Tale ved Vestre gravlund

Tale ved Vestre gravlund

Thomas holdt den 7. mai tale ved Vestre gravlund. Dette var i forbindelse med en seremoni hvor ambassadører og forsvarsattacher hedret sine borgere som døde for Norge under andre verdenskrig. Det er flere minnestener som hedrer disse menneskene og hver minnesten fikk en krans nedlagt. Veteraninspektør Kristin Lund la også ned en krans. Talen er i sin helhet gjengitt her:

 

Defence attaches,
Officers and veterans,
Ladies and gentlemen,

Some time ago, my grandmother passed away.
When World War II came to Norway, she was 17 years old.
She was the only girl in the family and one day when she came home from school, her mother met her outside of their house and calmly said: » The boys have gone to war. «
Two of her brothers left for England to join an SOE company called: Linge.
After commander Linge was shot dead a year later, one of the brothers left the company and became a pilot.
In 1945 his plane crashed in the North Sea close to shore. The smoke column could be seen billowing into the sky from land.
My grandmother told me that her mother, with grief in her voice had uttered the words: » Olav will not be coming home.»

We are many nations gathered here to commemorate the people who lost their lives in the struggle for a peaceful world.
Behind all those recalled, there are families.
There are children, grandchildren, and there are proud nations.
Each one of the fallen we commemorate today sacrificed their life for the freedom we now have.
See not only the stones but also see their names, and reflect over their sacrifice.

The generation that took part in the fighting during World War II is no longer as plentiful as they once were.
New generations grow up and fill the ranks.
With the generation that is diminishing, there is also a great risk that the stories about them will disappear.
Here we all have an important responsibility for the future.
We are responsible to keep their stories alive.
We are responsible for ensuring that their sacrifice was not in vain.

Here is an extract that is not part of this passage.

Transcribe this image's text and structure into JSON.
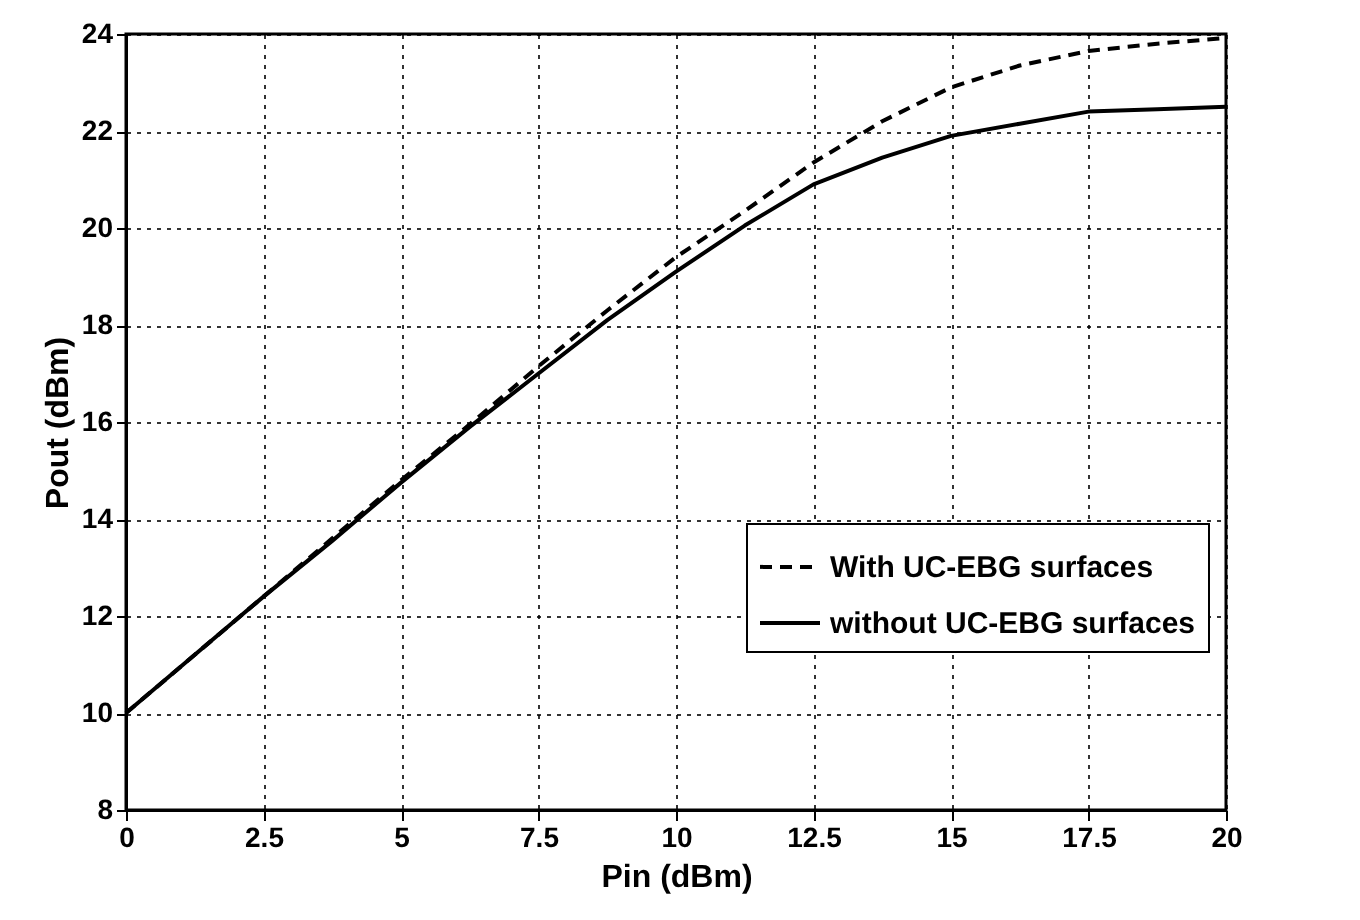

Today’s world community is a safer community.
The world today is more free than it was before World War II.
Today many nations contribute together in international operations.
They believe that there is hope.
The legacies of our ancestors are maintained through the soldiers of our time.
Together the soldiers of our time work every day to maintain peace and security worldwide.

I myself am one of those who feel the responsibility to contribute to bring peace and security to our society.
A sense of duty that is difficult to explain.
Nordahl Grieg came with an admonition that can be read on a memorial in Normandy.
» Son, defend the freedom your father won «
Perhaps it is the echo of the war generation that gives us this sense of duty.

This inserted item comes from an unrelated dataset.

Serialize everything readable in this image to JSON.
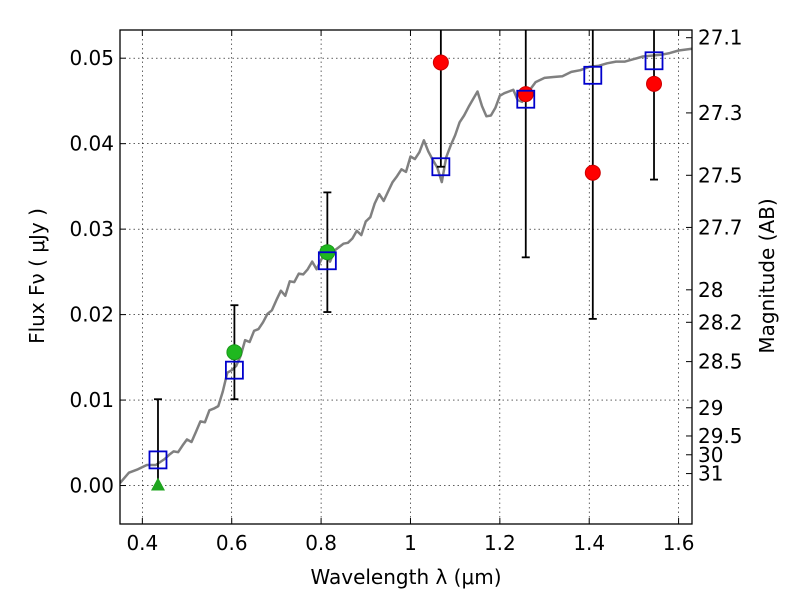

Every day, young men and women from many different countries makes a difference around the world.
From a small group of UN observers, major naval operations at sea to challenging peace enforcement operations around the world.

There are, many challenges that are complex and demanding.
We currently have tense situations not far from us right now.
However , through tolerance and dialogue , we can also master these challenges.
We have more tools to deal with difficult conflicts than before.
We have better cooperation between states.
We have recognized the individual’s right to live.

I stand here today in front of these memorials and I’m proud.
Proud to say that we have made a difference.
Proud to say that we are preserving their legacy.
We shall remember their sacrifice, and we honor those who carry their heritage of freedom forward.

7.mai

 

 

 

 

 

 

Thomas i munter samtale med FVI Kristin Lund.